Friday, December 09, 2005

For the love of fur

Do people not have anything more important to do than being angry? Daddy always used to tell me that anger and hatred originates in jealousy. It's usually true.
When girls excluded me in grammer school, it was because I had perfect hair and prettier dresses. When boys called me a bitch in high school, it was because I wouldn't lower m standards and make out with any of them.
I believe the PETA-people are jealous too. They look like they live in a dumpster and wish they were me.
You can't afford a fur? Then you might as well hate on those who can!

I love furs, always have. Not that I ever got to use them in Aussie! I think I prefer seasons over summer all year. I love the minis and espadrillos in summer, and love the furs and boots in winter. Wrapping myself in dead animals keeps me warm inside and out. Last year, hubby bought me a polar bear fur to put next to my bed, so it's the first thing I step on each morning. Lovely.

Yesterday I ran into a couple of PETA lunatics.
"Animal killer!" one screamed at me on.
I kept ignoring them and talking on my cell. After a few blocks of stalking me while chanting "murderer" and "you're a walking cemetery", I'd had enough.
"Look, if you want a dollar to start a fund for your own fur coats, all you gotta do is ask", I said and stuffed a fiver in their hands.
Before they knew it I'd hailed a cab and hopped in. As we took off, they kicked the back of the car. Poor cabbie looked shocked, but I said "don't worry about it, here you go" and handed him two fifties.
Enough good deeds for this week.

Thursday, December 01, 2005

Skin and bones

Enough with the skinny-arse trend already!
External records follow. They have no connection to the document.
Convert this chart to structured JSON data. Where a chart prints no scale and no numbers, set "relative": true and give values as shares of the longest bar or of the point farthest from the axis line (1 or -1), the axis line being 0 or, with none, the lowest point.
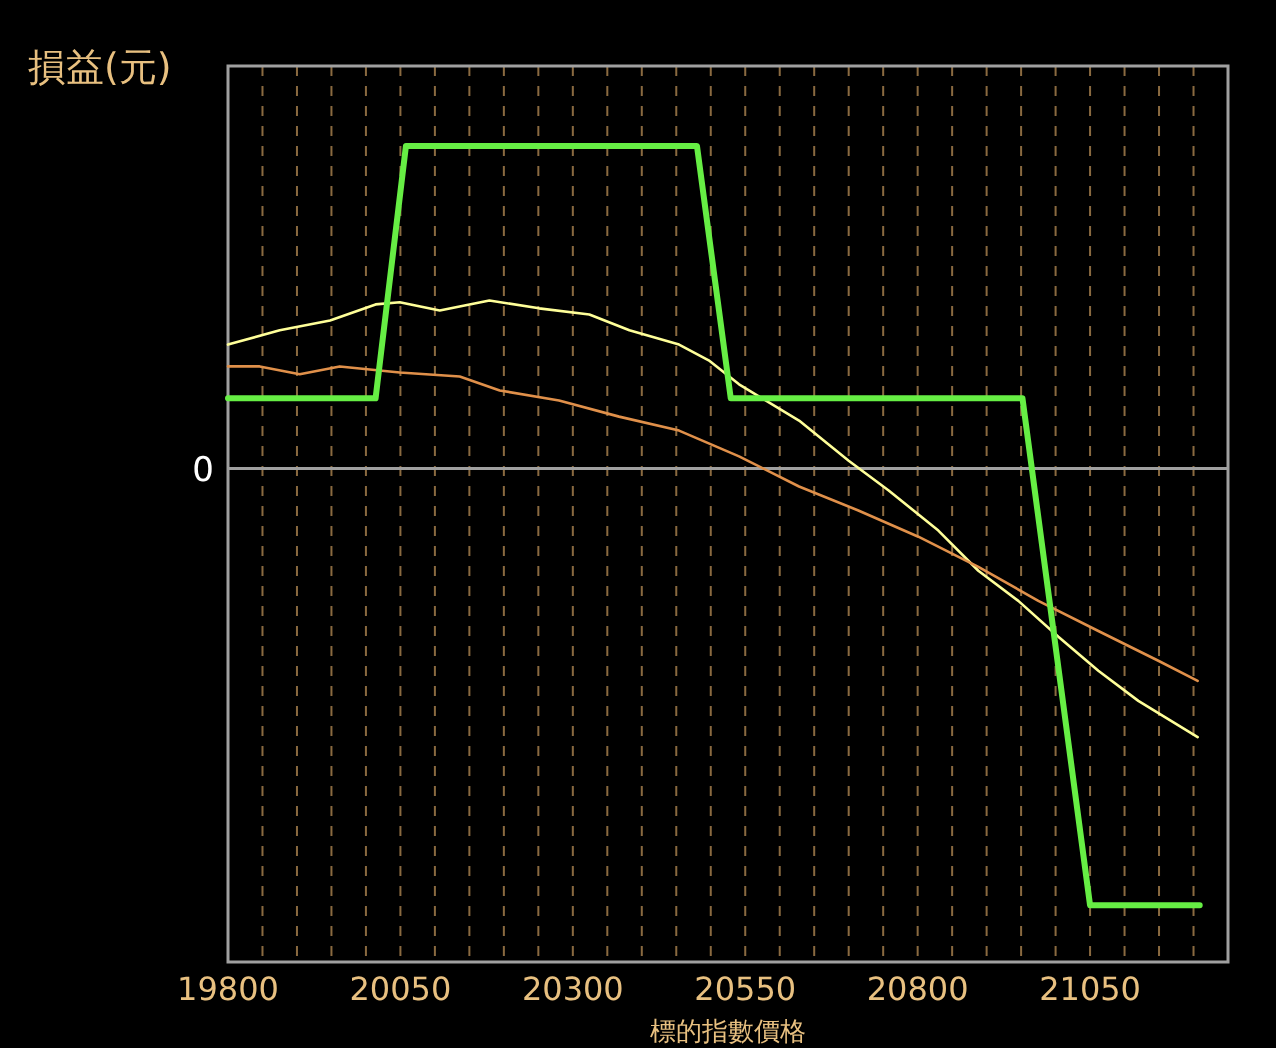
{
  "chart_data": {
    "type": "line",
    "ylabel": "損益(元)",
    "xlabel": "標的指數價格",
    "relative": true,
    "grid": "x",
    "xlim": [
      19800,
      21250
    ],
    "xticks": [
      19800,
      {
        "value": 19850,
        "label": null
      },
      {
        "value": 19900,
        "label": null
      },
      {
        "value": 19950,
        "label": null
      },
      {
        "value": 20000,
        "label": null
      },
      20050,
      {
        "value": 20100,
        "label": null
      },
      {
        "value": 20150,
        "label": null
      },
      {
        "value": 20200,
        "label": null
      },
      {
        "value": 20250,
        "label": null
      },
      20300,
      {
        "value": 20350,
        "label": null
      },
      {
        "value": 20400,
        "label": null
      },
      {
        "value": 20450,
        "label": null
      },
      {
        "value": 20500,
        "label": null
      },
      20550,
      {
        "value": 20600,
        "label": null
      },
      {
        "value": 20650,
        "label": null
      },
      {
        "value": 20700,
        "label": null
      },
      {
        "value": 20750,
        "label": null
      },
      20800,
      {
        "value": 20850,
        "label": null
      },
      {
        "value": 20900,
        "label": null
      },
      {
        "value": 20950,
        "label": null
      },
      {
        "value": 21000,
        "label": null
      },
      21050,
      {
        "value": 21100,
        "label": null
      },
      {
        "value": 21150,
        "label": null
      },
      {
        "value": 21200,
        "label": null
      }
    ],
    "ref_lines": [
      {
        "axis": "y",
        "value": 0,
        "label": "0",
        "color": "#a0a0a0"
      }
    ],
    "series": [
      {
        "color": "#ffff99",
        "x": [
          19800,
          19875,
          19948,
          20014,
          20049,
          20107,
          20179,
          20251,
          20324,
          20382,
          20454,
          20497,
          20541,
          20628,
          20700,
          20758,
          20830,
          20888,
          20946,
          21004,
          21062,
          21120,
          21206
        ],
        "values": [
          0.284,
          0.317,
          0.339,
          0.376,
          0.381,
          0.362,
          0.385,
          0.367,
          0.353,
          0.317,
          0.284,
          0.248,
          0.193,
          0.11,
          0.018,
          -0.05,
          -0.142,
          -0.234,
          -0.303,
          -0.385,
          -0.463,
          -0.532,
          -0.615
        ]
      },
      {
        "color": "#e0904a",
        "x": [
          19800,
          19846,
          19904,
          19962,
          20049,
          20136,
          20194,
          20280,
          20367,
          20454,
          20541,
          20628,
          20714,
          20801,
          20888,
          20975,
          21062,
          21149,
          21206
        ],
        "values": [
          0.234,
          0.234,
          0.216,
          0.234,
          0.22,
          0.211,
          0.179,
          0.156,
          0.119,
          0.087,
          0.028,
          -0.041,
          -0.096,
          -0.156,
          -0.225,
          -0.303,
          -0.372,
          -0.44,
          -0.486
        ]
      },
      {
        "color": "#66ee44",
        "x": [
          19800,
          20014,
          20058,
          20480,
          20529,
          20952,
          21050,
          21209
        ],
        "values": [
          0.161,
          0.161,
          0.739,
          0.739,
          0.161,
          0.161,
          -1,
          -1
        ]
      }
    ]
  }
}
Actresses and socialites alike, all skin and bones. I don't know a trophy wife that doesn't have an eating disorder - and it just feels so 90's! But we have so much to live up to, we're supposed to have the life everyone else is dying to have. People look up to us, want to be us - what pressure! When you're rich, you can eat quality healthy food and have personal trainers, dietists and stylists surrounding you at all times. If you're a rich and fat woman - you're a disgrace to the (rich) mankind. Your husband can, and likely will, find someone better (read: thinner).

Fat people disgust me too, naturally. I'm just as obsessed in my mind to personify perfection. But I also want to be able to distinguish physical differences between a woman and a teenage boy on heroin. I like the T & A!
I'm not naturally thin. I have to pass up a lot of yummy things to look this hot. I'm lazy with my personal trainers, whom I switch more often than most change underwear anyway, so I never get into a routine.

Two years ago, I got on a strict diet after I'd seen old pictures of me when I lived in Australia. Ok, we played around on the beach all day there. Volleyboll and sun does wonders! But in the U.S., where the national dish is 'anything deep fried', I had to really be careful. The strict diet made wonders, but hubby (then boyfriend) forced me off it.
"I won't marry a skeleton", he said completely serious. "Stop this insanity!"
I did. Hubby took me out to steak dinners and kept track of how much I ate. Knowing hubby cared for my health AND dug my curves, I could begin eating without guilt-issues.